LC – Quando recebi esta notícia tratei de entrar em contacto com o presidente da federação. Ele disse-me que estava espera de um comunicado oficial da FIBA, por aquela que está no seu site de Internet ser duvidosa. Ou seja, para mim ainda não é oficial que Moçambique vai ao “Mundial”.

@V – E que trabalho pode ser feito caso seja oficial?

LC – O nosso trabalho é permanente e a longo prazo. Nós continuaremos a preparar a selecção que vai representar o país nos Jogos da CPLP em 2015. A formação, como o próprio nome sugere, é um processo que dura o seu tempo e não visa ganhos imediatos. Quero deixar bem claro que nós continuaremos a fazer o nosso trabalho e a preparar uma selecção coesa para o futuro do basquetebol moçambicano.

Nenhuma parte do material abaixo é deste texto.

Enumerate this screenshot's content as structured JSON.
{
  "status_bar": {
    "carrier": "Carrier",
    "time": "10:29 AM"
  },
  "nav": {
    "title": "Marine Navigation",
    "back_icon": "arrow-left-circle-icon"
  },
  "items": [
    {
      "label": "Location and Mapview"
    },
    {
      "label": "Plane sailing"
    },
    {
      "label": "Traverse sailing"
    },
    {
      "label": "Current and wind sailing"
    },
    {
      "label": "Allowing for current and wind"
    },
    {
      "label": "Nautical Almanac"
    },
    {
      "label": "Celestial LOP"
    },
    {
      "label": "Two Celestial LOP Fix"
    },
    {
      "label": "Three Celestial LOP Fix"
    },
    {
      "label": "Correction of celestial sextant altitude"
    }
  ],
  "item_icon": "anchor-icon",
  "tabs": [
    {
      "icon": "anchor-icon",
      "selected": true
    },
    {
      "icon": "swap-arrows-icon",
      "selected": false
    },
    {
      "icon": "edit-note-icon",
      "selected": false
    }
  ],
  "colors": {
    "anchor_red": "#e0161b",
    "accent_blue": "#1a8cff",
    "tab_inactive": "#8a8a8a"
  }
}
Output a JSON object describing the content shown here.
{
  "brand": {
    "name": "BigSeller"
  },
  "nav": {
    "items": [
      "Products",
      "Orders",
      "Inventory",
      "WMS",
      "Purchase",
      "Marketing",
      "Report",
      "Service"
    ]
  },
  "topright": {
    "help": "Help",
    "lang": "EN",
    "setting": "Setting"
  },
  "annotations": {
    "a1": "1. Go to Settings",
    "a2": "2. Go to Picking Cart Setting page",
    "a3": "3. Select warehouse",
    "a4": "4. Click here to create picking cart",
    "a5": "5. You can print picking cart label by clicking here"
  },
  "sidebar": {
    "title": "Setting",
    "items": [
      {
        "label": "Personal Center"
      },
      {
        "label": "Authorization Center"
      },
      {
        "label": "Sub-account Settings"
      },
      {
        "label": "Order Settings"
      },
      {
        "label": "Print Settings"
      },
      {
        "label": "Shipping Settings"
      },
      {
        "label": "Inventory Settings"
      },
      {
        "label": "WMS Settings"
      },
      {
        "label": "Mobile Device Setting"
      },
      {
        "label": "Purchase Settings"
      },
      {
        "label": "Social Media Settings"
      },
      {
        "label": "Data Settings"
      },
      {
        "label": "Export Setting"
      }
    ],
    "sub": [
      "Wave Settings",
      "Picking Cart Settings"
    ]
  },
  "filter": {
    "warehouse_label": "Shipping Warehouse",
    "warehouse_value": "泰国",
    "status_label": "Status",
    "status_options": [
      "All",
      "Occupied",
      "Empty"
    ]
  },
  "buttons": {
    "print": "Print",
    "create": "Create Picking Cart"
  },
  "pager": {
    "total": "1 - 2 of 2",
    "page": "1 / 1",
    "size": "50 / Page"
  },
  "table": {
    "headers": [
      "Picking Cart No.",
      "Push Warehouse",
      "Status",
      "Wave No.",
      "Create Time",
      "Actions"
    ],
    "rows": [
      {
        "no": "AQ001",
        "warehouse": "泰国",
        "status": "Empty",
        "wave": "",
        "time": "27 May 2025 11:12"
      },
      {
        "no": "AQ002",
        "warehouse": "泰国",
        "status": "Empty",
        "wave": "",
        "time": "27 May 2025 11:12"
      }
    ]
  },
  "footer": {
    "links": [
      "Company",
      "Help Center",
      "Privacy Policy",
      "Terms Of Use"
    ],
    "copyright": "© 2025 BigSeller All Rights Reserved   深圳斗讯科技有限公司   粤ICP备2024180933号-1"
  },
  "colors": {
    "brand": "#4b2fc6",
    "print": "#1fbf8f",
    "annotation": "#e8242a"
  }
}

“Mamusca”: uma mulher que vive o basquetebol

É um dos “produtos” da escola de formação do Estrela Vermelha de Maputo. Mas foi no Desportivo, também da capital, que se notabilizou como base/extremo, clube de “família” e que representou até ao fim da sua carreira a pedido do falecido poeta moçambicano José Craveirinha. Gosta muito de crianças e de ensinar os mais novos a jogar basquetebol. É uma pessoa que se sente frustrada quando não consegue ajudar a quem realmente precisa.

É treinadora desde 2005, quer de masculinos, quer de femininos. Nunca conheceu outro clube para além da Politécnica ainda que, por falta de campo, tenha comandado somente as equipas seniores daquele emblema. É seleccionadora nacional há sensivelmente cinco anos e já foi “adjunta” da selecção sénior masculina.